Rice and Karzai hailed the building of road networks since US-led forces toppled the Taliban and its Al-Qaeda allies at the end of 2001 — something the US diplomat said helped boost the economy as well as find the militants. They also cited improvements in health and education, other signs Rice said showed the country had made a “remarkable difference for the better” over the many decades it had spent as a failed state. Rice and Miliband were also here as part of a joint bid to urge NATO allies to share the burden in Afghanistan by sending more combat troops, helicopters and other military equipment to defeat a resurgent Taliban in its southern strongholds.

Germany rebuffed US appeals last week to send such troops in a public tiff that fuelled fears voiced in Washington and London that the international community may fragment and abandon Afghanistan. Canada has meanwhile threatened not to extend its mission beyond next year unless it gets more support. United States Defence Secretary Robert Gates said Thursday that NATO allies who could not to send troops to south Afghanistan might be able to make other contributions, notably equipment. “If somebody can’t send combat soldiers in certain areas because of the politics at home then perhaps they could pay for helicopters or provide helicopters,” said Gates, in what appeared to be a reference to Germany.

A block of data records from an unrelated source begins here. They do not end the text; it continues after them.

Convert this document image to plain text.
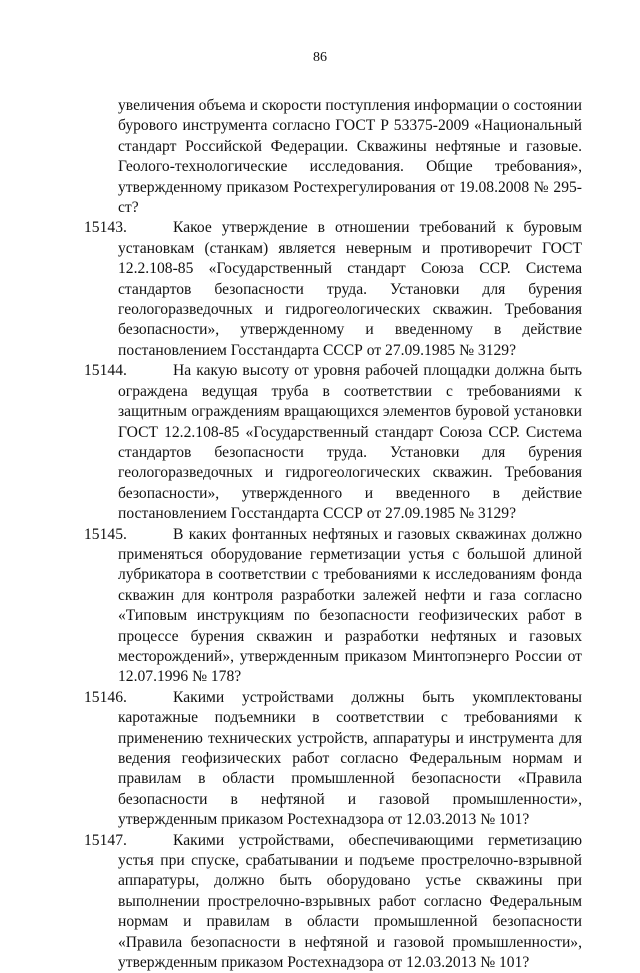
86

увеличения объема и скорости поступления информации о состоянии бурового инструмента согласно ГОСТ Р 53375-2009 «Национальный стандарт Российской Федерации. Скважины нефтяные и газовые. Геолого-технологические исследования. Общие требования», утвержденному приказом Ростехрегулирования от 19.08.2008 № 295-ст?

15143.	Какое утверждение в отношении требований к буровым установкам (станкам) является неверным и противоречит ГОСТ 12.2.108-85 «Государственный стандарт Союза ССР. Система стандартов безопасности труда. Установки для бурения геологоразведочных и гидрогеологических скважин. Требования безопасности», утвержденному и введенному в действие постановлением Госстандарта СССР от 27.09.1985 № 3129?

15144.	На какую высоту от уровня рабочей площадки должна быть ограждена ведущая труба в соответствии с требованиями к защитным ограждениям вращающихся элементов буровой установки ГОСТ 12.2.108-85 «Государственный стандарт Союза ССР. Система стандартов безопасности труда. Установки для бурения геологоразведочных и гидрогеологических скважин. Требования безопасности», утвержденного и введенного в действие постановлением Госстандарта СССР от 27.09.1985 № 3129?

15145.	В каких фонтанных нефтяных и газовых скважинах должно применяться оборудование герметизации устья с большой длиной лубрикатора в соответствии с требованиями к исследованиям фонда скважин для контроля разработки залежей нефти и газа согласно «Типовым инструкциям по безопасности геофизических работ в процессе бурения скважин и разработки нефтяных и газовых месторождений», утвержденным приказом Минтопэнерго России от 12.07.1996 № 178?

15146.	Какими устройствами должны быть укомплектованы каротажные подъемники в соответствии с требованиями к применению технических устройств, аппаратуры и инструмента для ведения геофизических работ согласно Федеральным нормам и правилам в области промышленной безопасности «Правила безопасности в нефтяной и газовой промышленности», утвержденным приказом Ростехнадзора от 12.03.2013 № 101?

15147.	Какими устройствами, обеспечивающими герметизацию устья при спуске, срабатывании и подъеме прострелочно-взрывной аппаратуры, должно быть оборудовано устье скважины при выполнении прострелочно-взрывных работ согласно Федеральным нормам и правилам в области промышленной безопасности «Правила безопасности в нефтяной и газовой промышленности», утвержденным приказом Ростехнадзора от 12.03.2013 № 101?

“We just we need to be more creative,” he added. He was speaking to journalists in the Lithuanian capital Vilnius, where 26 NATO state defence ministers are meeting ahead of a NATO summit in early April. The US official, who has been pushing for allies to up their troop commitments in Afghanistan, particularly its restive south, conceded “it would be a disappointment” if few or none made offers. Domestic support among some NATO-led International Security Assistance Force (ISAF) nations for the mission has plummeted as more troops are killed and as the violence has escalated along with the country’s opium production. Karzai said, however, he was confident that NATO would remain united in its commitment to helping Afghanistan.

“Different views among donor countries to Afghanistan and on how to provide assistance to Afghanistan and military and financial issues is pretty natural,” he said at the media briefing. “But these different views will not make them separate or lessen their assistance to Afghanistan.” While en route to Afghanistan with Miliband, Rice was also confident NATO would eventually pass “the test” of finding adequate troops to do the job. Rice and Miliband met around 200 soldiers at a major NATO airbase in southern Kandahar province, the birthplace of the Taliban movement, before their talks with Karzai. “As the debate hots up in our countries about what you’re doing and the difference you’re making, we’ll be defending you heart and soul,” Miliband told troops at Kandahar Air Field.

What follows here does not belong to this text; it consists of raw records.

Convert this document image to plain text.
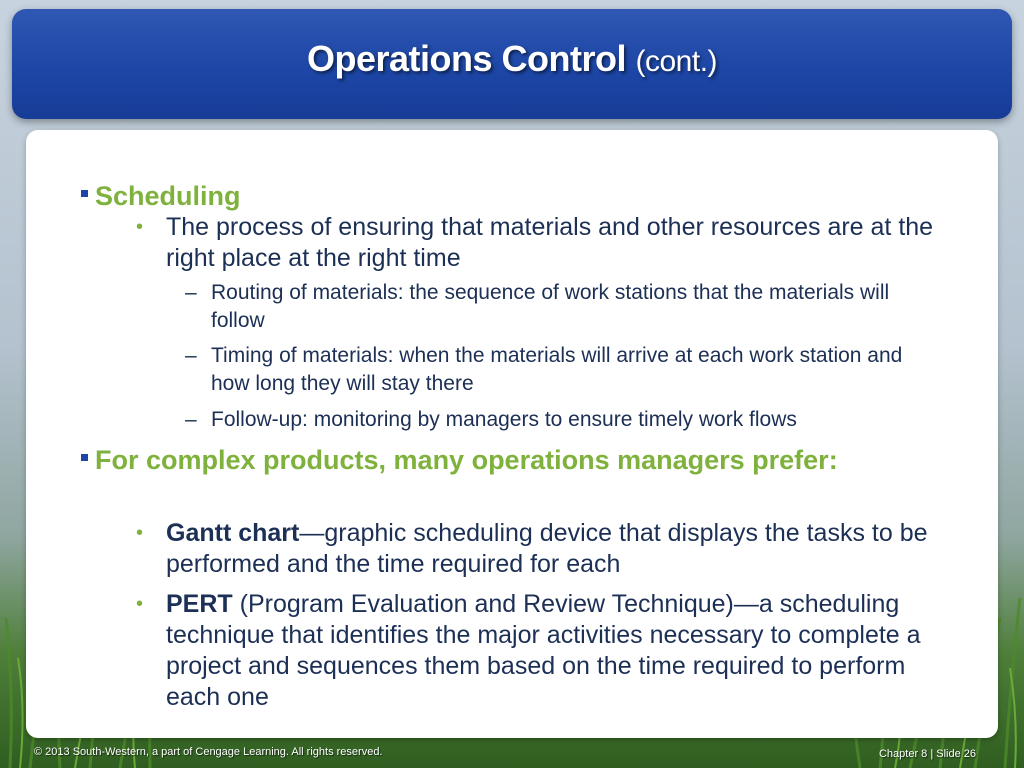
Operations Control (cont.)
Scheduling
• The process of ensuring that materials and other resources are at the right place at the right time
– Routing of materials: the sequence of work stations that the materials will follow
– Timing of materials: when the materials will arrive at each work station and how long they will stay there
– Follow-up: monitoring by managers to ensure timely work flows
For complex products, many operations managers prefer:
• Gantt chart—graphic scheduling device that displays the tasks to be performed and the time required for each
• PERT (Program Evaluation and Review Technique)—a scheduling technique that identifies the major activities necessary to complete a project and sequences them based on the time required to perform each one
© 2013 South-Western, a part of Cengage Learning. All rights reserved.	Chapter 8 | Slide 26
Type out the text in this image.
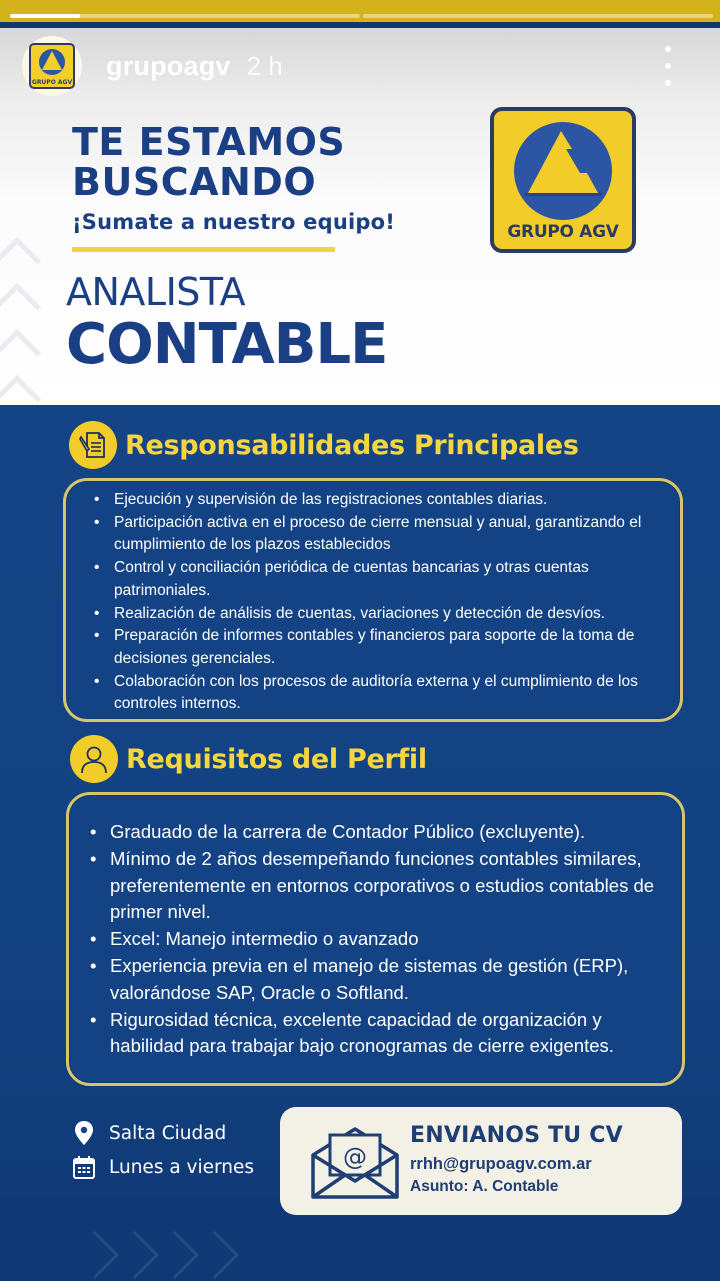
GRUPO AGV
grupoagv 2 h
TE ESTAMOS
BUSCANDO
¡Sumate a nuestro equipo!
ANALISTA
CONTABLE
GRUPO AGV
Responsabilidades Principales
• Ejecución y supervisión de las registraciones contables diarias.
• Participación activa en el proceso de cierre mensual y anual, garantizando el cumplimiento de los plazos establecidos
• Control y conciliación periódica de cuentas bancarias y otras cuentas patrimoniales.
• Realización de análisis de cuentas, variaciones y detección de desvíos.
• Preparación de informes contables y financieros para soporte de la toma de decisiones gerenciales.
• Colaboración con los procesos de auditoría externa y el cumplimiento de los controles internos.
Requisitos del Perfil
• Graduado de la carrera de Contador Público (excluyente).
• Mínimo de 2 años desempeñando funciones contables similares, preferentemente en entornos corporativos o estudios contables de primer nivel.
• Excel: Manejo intermedio o avanzado
• Experiencia previa en el manejo de sistemas de gestión (ERP), valorándose SAP, Oracle o Softland.
• Rigurosidad técnica, excelente capacidad de organización y habilidad para trabajar bajo cronogramas de cierre exigentes.
Salta Ciudad
Lunes a viernes	@
ENVIANOS TU CV
rrhh@grupoagv.com.ar
Asunto: A. Contable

US forces led the invasion of Afghanistan that removed the hardline Taliban from government weeks after the September 11, 2001, attacks by the Al-Qaeda network, which then had bases in the country. Despite the efforts of nearly 60,000 international troops in ISAF and the separate US-led coalition working alongside Afghan forces, the Taliban’s insurgency was its most deadly last year, with more than 6,000 people killed, including nearly 220 international soldiers. ISAF commanders have been calling for around 7,500 extra troops to fight the Taliban threat.